President's Award recipient Soledad O'Brien finds satisfaction in sharing her wisdom with journalism's next generation.

Soledad O'Brien remembers what it was like being a young broadcast journalist struggling to get a toehold in a competitive business. That's why she's committed to giving something back as a mentor to young people embarking on careers in TV news. In doing so, this year's recipient of the NAACP's President's Award keeps her focus and perspective in check.

"(It's wonderful) when I talk to young women who dream of getting into TV, and (they) see it as a realistic goal," says O'Brien, co-anchor of CNN's flagship "American Morning" broadcast (a post she has held since 2003). "It was tougher when I was in college. But I'm also careful to make sure I spell out the difficulties in juggling everything. What I love is doing something in my work that can have an impact, like my (current) series that looks at the just-released Martin Luther King Jr. papers. It's tremendously important to understanding our history."

O'Brien, who is receiving her NAACP honor in recognition of her journalistic and humanitarian achievements, was part of the CNN team that earned plaudits for its Hurricane Katrina coverage in 2005, the aftermath of the devastating 2004 tsunami in Southeast Asia and the Space Shuttle Columbia disaster in 2003.

"Being in the middle of covering the tsunami, it's impossible to see children on metal slabs and not be moved by that," O'Brien recalls. "It left me wondering what teeny-weeny thing I could do to give back, to make a positive difference in the world. That's why I mentor."

Born to an Australian-Irish father and an Afro-Cuban mother, O'Brien is herself a wife and mother of four young children (including 2-year-old twins). And she's proud to be an exotic collection of ethnicities.

"I'm black, I'm Latina, I'm mixed race, I'm everything," she says. "My mother and father got married in the late 1950s at a time when interracial marriage was actually still illegal. My mother instilled in me the attitude that you have to live the life you want to live and not abide by somebody else's rules. You have to make your own. And that's what I've tried to do."

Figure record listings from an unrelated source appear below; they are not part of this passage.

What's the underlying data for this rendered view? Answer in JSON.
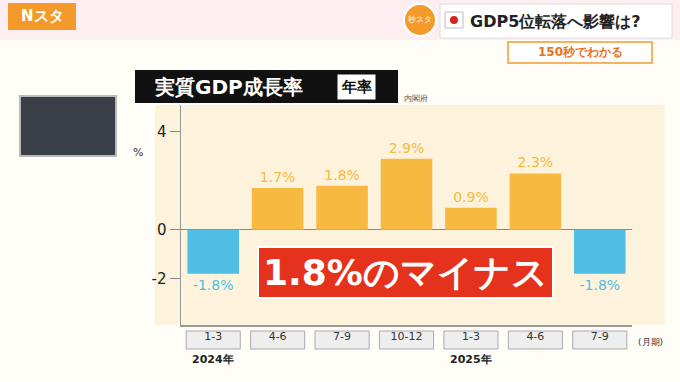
{
  "header": {
    "logo": "Nスタ",
    "badge": "秒スタ",
    "headline": "GDP5位転落へ影響は?",
    "subheadline": "150秒でわかる"
  },
  "chart_data": {
    "type": "bar",
    "title": "実質GDP成長率",
    "subtitle": "年率",
    "source": "内閣府",
    "categories": [
      "1-3",
      "4-6",
      "7-9",
      "10-12",
      "1-3",
      "4-6",
      "7-9"
    ],
    "values": [
      -1.8,
      1.7,
      1.8,
      2.9,
      0.9,
      2.3,
      -1.8
    ],
    "value_labels": [
      "-1.8%",
      "1.7%",
      "1.8%",
      "2.9%",
      "0.9%",
      "2.3%",
      "-1.8%"
    ],
    "colors": [
      "#4fbfe6",
      "#f7b940",
      "#f7b940",
      "#f7b940",
      "#f7b940",
      "#f7b940",
      "#4fbfe6"
    ],
    "category_groups": [
      {
        "label": "2024年",
        "start": 0
      },
      {
        "label": "2025年",
        "start": 4
      }
    ],
    "xlabel": "(月期)",
    "ylabel": "%",
    "ylim": [
      -3.9,
      5.1
    ],
    "yticks": [
      -2,
      0,
      4
    ],
    "annotations": [
      "1.8%のマイナス"
    ],
    "data_labels": true,
    "grid": false
  }
}
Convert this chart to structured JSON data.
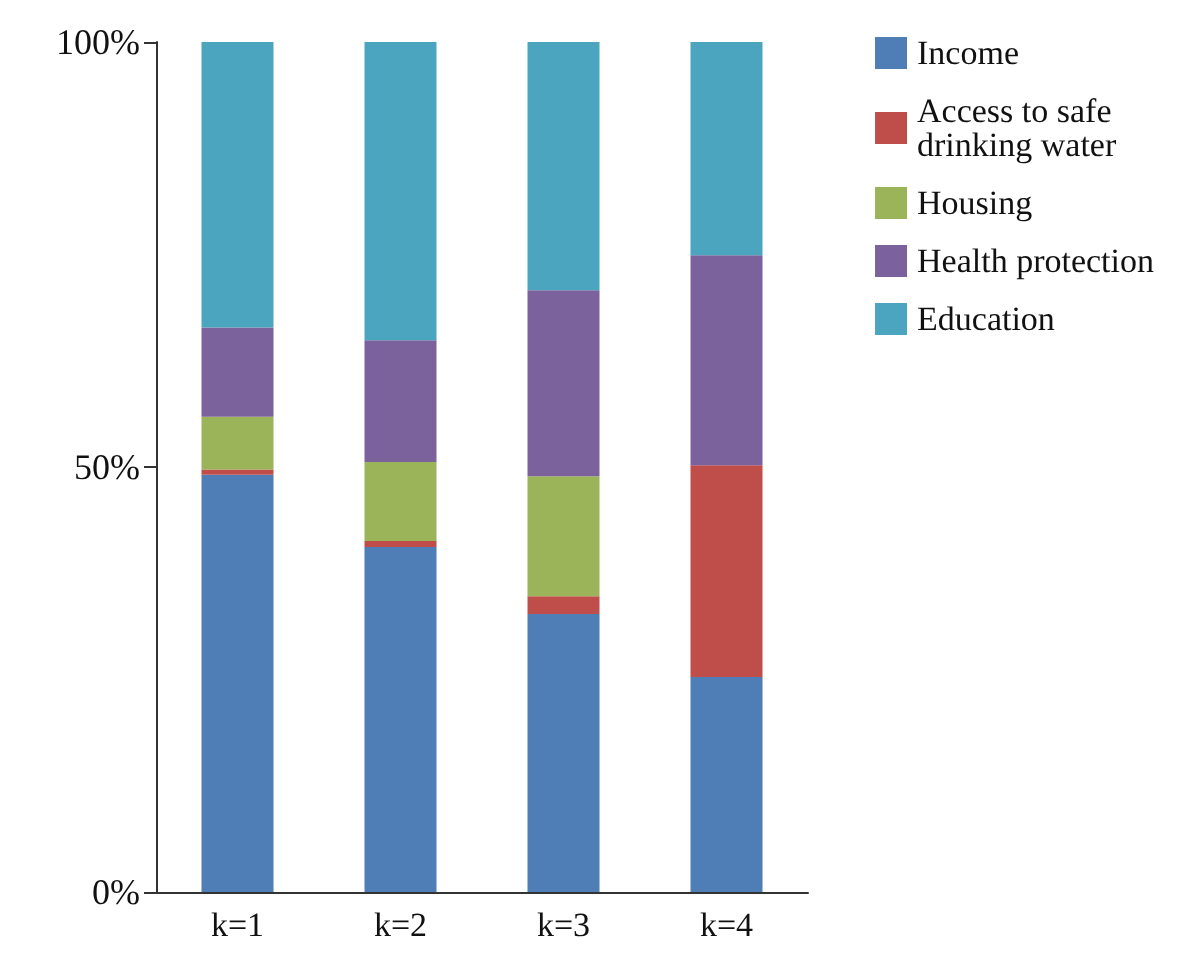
{
  "chart_data": {
    "type": "bar",
    "stacked": true,
    "categories": [
      "k=1",
      "k=2",
      "k=3",
      "k=4"
    ],
    "series": [
      {
        "name": "Income",
        "color": "#4f7db5",
        "values": [
          49.1,
          40.6,
          32.7,
          25.3
        ]
      },
      {
        "name": "Access to safe drinking water",
        "color": "#bf4e4b",
        "values": [
          0.6,
          0.7,
          2.1,
          24.9
        ]
      },
      {
        "name": "Housing",
        "color": "#9bb45a",
        "values": [
          6.2,
          9.3,
          14.1,
          0
        ]
      },
      {
        "name": "Health protection",
        "color": "#7c629d",
        "values": [
          10.5,
          14.3,
          21.9,
          24.7
        ]
      },
      {
        "name": "Education",
        "color": "#4ba5bf",
        "values": [
          33.6,
          35.1,
          29.2,
          25.1
        ]
      }
    ],
    "ylim": [
      0,
      100
    ],
    "yticks": [
      {
        "value": 0,
        "label": "0%"
      },
      {
        "value": 50,
        "label": "50%"
      },
      {
        "value": 100,
        "label": "100%"
      }
    ],
    "grid": false,
    "legend": "top right"
  }
}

It hasn't always been easy. O'Brien recalls weeks when she was "called not ethnic enough on Monday, and by Wednesday I was seen as too ethnic. Everyone has an opinion. You have to be philosophical that when opportunity slams the door, a window is going to open."

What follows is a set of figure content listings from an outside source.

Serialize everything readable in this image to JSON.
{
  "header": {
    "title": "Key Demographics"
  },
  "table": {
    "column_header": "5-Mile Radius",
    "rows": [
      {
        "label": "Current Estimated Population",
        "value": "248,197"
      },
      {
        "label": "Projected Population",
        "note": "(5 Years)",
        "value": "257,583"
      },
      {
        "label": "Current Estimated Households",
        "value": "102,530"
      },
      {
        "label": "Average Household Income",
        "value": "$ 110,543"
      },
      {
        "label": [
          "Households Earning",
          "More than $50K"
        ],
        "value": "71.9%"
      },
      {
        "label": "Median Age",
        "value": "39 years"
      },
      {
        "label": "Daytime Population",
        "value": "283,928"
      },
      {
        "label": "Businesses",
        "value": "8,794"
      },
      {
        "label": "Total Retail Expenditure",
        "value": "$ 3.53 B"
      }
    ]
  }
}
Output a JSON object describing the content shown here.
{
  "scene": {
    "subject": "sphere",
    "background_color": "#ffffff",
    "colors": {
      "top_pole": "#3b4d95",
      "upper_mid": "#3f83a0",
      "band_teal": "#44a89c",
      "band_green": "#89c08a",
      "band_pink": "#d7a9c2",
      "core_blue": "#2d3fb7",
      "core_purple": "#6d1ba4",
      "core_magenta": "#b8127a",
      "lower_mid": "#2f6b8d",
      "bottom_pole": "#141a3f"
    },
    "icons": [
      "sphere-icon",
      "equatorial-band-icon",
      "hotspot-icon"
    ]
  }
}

O'Brien's first network job was as a field producer at NBC for "NBC Nightly News" and "Today" in 1991. She moved on to work at MSNBC, anchoring the weekend morning show and the technology program "The Site," becoming anchor for "Weekend Today" in 1999 and contributing reports for the weekend edition of "NBC Nightly News." During that time, she covered John F. Kennedy Jr.'s plane crash and the Columbine High School shootings. She also was the only broadcast journalist to travel with first lady Laura Bush to Paris and Moscow.

A Harvard University graduate with a degree in English and American literature, O'Brien's ethnicity has brought her an eclectic collection of honors -- including spots on Irish America Magazine's "Top 100 Irish Americans" list and Black Enterprise magazine's 2005 Hit List, as well as the 2005 Groundbreaking Latina of the Year Award from Catalina magazine.

"I love my career, but you have to keep it in perspective," O'Brien says. "To have kids like I do, and a husband, is very challenging. I can't just phone in my job, and it's a struggle to accomplish it in a way where everyone and everything gets the proper time. But, by the same token, I refuse to be too stressed to feel blessed."

It humbles O'Brien that she is receiving the same NAACP award that has been bestowed on such icons as former President Bill Clinton, Ella Fitzgerald, Bryant Gumbel and Jesse Jackson.

"I'm really excited to be getting something that so honors the black community," she says. "It's one of those things I'm really going to appreciate when I look back on my career. And I hope it serves to inspire young people to get into journalism, which is a great profession."